De l’Hadopi à la Loppsi, d’un ministère à l’autre, les méthodes sont sensiblement identiques. Des affirmations sont lancées en l’air pour justifier une loi, sans que les preuves de ces allégations ne soient apportées. Et l’on n’hésite pas, parfois, à trahir la réalité. Pourvu que cela serve l’intérêt suprême.
Il est ainsi remarquable que dès la deuxième phrase de l’exposé des motifs du projet de loi Loppsi, le ministère de l’intérieur affirme que « de 2002 à 2007, le nombre de faits constatés par la police et la gendarmerie nationale a diminué de 12,8 % soit 500.000 victimes de moins« . Comme s’il y avait une corrélation exacte entre le nombre des faits constatés et le nombre de victimes. Si c’était vrai, et si l’on pousse ce raisonnement à l’absurde, autant supprimer la police : moins la police fait son travail, moins il y a de victime. Implacable.
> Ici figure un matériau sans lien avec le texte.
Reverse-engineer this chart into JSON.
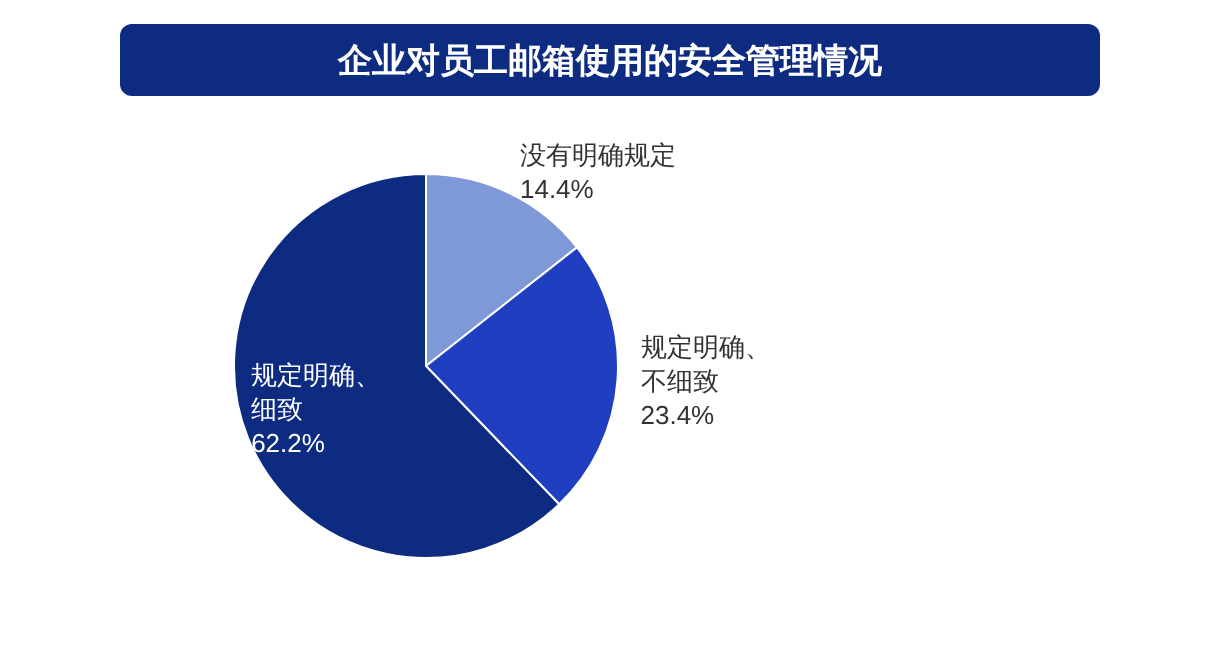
{
  "chart_data": {
    "type": "pie",
    "title": "企业对员工邮箱使用的安全管理情况",
    "categories": [
      "没有明确规定",
      "规定明确、不细致",
      "规定明确、细致"
    ],
    "values": [
      14.4,
      23.4,
      62.2
    ],
    "value_labels": [
      "14.4%",
      "23.4%",
      "62.2%"
    ],
    "colors": [
      "#7f98d8",
      "#1f3fc0",
      "#0d2b80"
    ]
  }
}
De même, pour justifier le blocage des sites Internet par les FAI, le ministère de l’intérieur affirme que « le nombre d’images de pornographie enfantine diffusées sur Internet est en augmentation constante depuis plusieurs années« . La source ? Aucune. Il faut le croire sur parole, même si nombre d’entre nous n’ont jamais croisé une seule fois sur Internet le moindre contenu pédophile, malgré une utilisation intensive du net depuis plus d’une décénie.
L’important, comme le présentent les motifs du projet de loi, c’est « la nécessité d’offrir aux Français une protection toujours plus importante, dans un environnement de plus en plus complexe et instable« . Le choix des mots est d’ailleurs intéressant. L’article 4 sur le filtrage des sites Internet ne vise pas à « lutter contre la pédophilie », comme c’est souvent présenté, mais à « protéger les internautes contre les images de pornographie enfantine« . Vous ne le saviez pas, mais vous étiez en danger. Contre la pédophilie aujourd’hui. Contre le piratage ou la « désinformation » demain. Une fois le principe du filtrage acté, il suffra d’en étendre le périmètre, projet de loi après projet de loi, décret après décret. La première extension est déjà prévue.
Bloquer les sites situés à l’étranger
Les motifs du projet de loi Loppsi nous rappellent que « la législation permet actuellement au juge civil d’imposer à l’hébergeur la suppression du contenu ou la fermeture du site« , lorsqu’il est hébergé en France. Mais « la plupart des images de pornographie enfantine diffusées sur le net le sont via des sites hébergés hors de France« , précise l’exposé. « C’est pourquoi de nombreuses démocraties voisines se sont dotées de dispositifs techniques permettant de bloquer l’accès à ces sites depuis leur territoire national. C’est le cas du Danemark, de la Grande-Bretagne, de la Norvège, des Pays-Bas, et de la Suède« .
S’il connaît ces exemples, le ministère connaît sans doute les dérives du système de blocage, qui a vu notamment Wikipedia censuré en Grande-Bretagne, des sites pornographiques légaux bloqués en Finlande, ou des sites parfaitement légitimes bloqués en Australie.
La liste des sites à bloquer sera communiquée aux FAI « sous la forme d’un arrêté du ministre de l’intérieur« , indique le projet de loi, sans préciser si la liste sera publique (elle ne le sera pas), et donc s’il sera possible d’en contester le contenu, notamment devant un juge. « En pratique, l’office de lutte contre la criminalité liée aux technologies de l’information et de la communication (OCLCTIC) transmettra aux FAI les données utiles par voie dématérialisée. Les FAI auront le libre choix des technologies de blocage selon leurs infrastructures« , indique simplement l’exposé des motifs.
Les opérateurs auront ainsi l’obligation de « mettre en place, sur leur réseau, un logiciel visant à empêcher toute connexion à des sites à caractère pédophile répertoriés par les services de police« .
L’article 4 du projet de loi précise que les FAI devront « empêcher l’accès sans délai« , mais c’est un décret qui fixera les conditions. Et qui devrait préciser à quel point il s’agira d’une obligation de résultat, ou de moyens.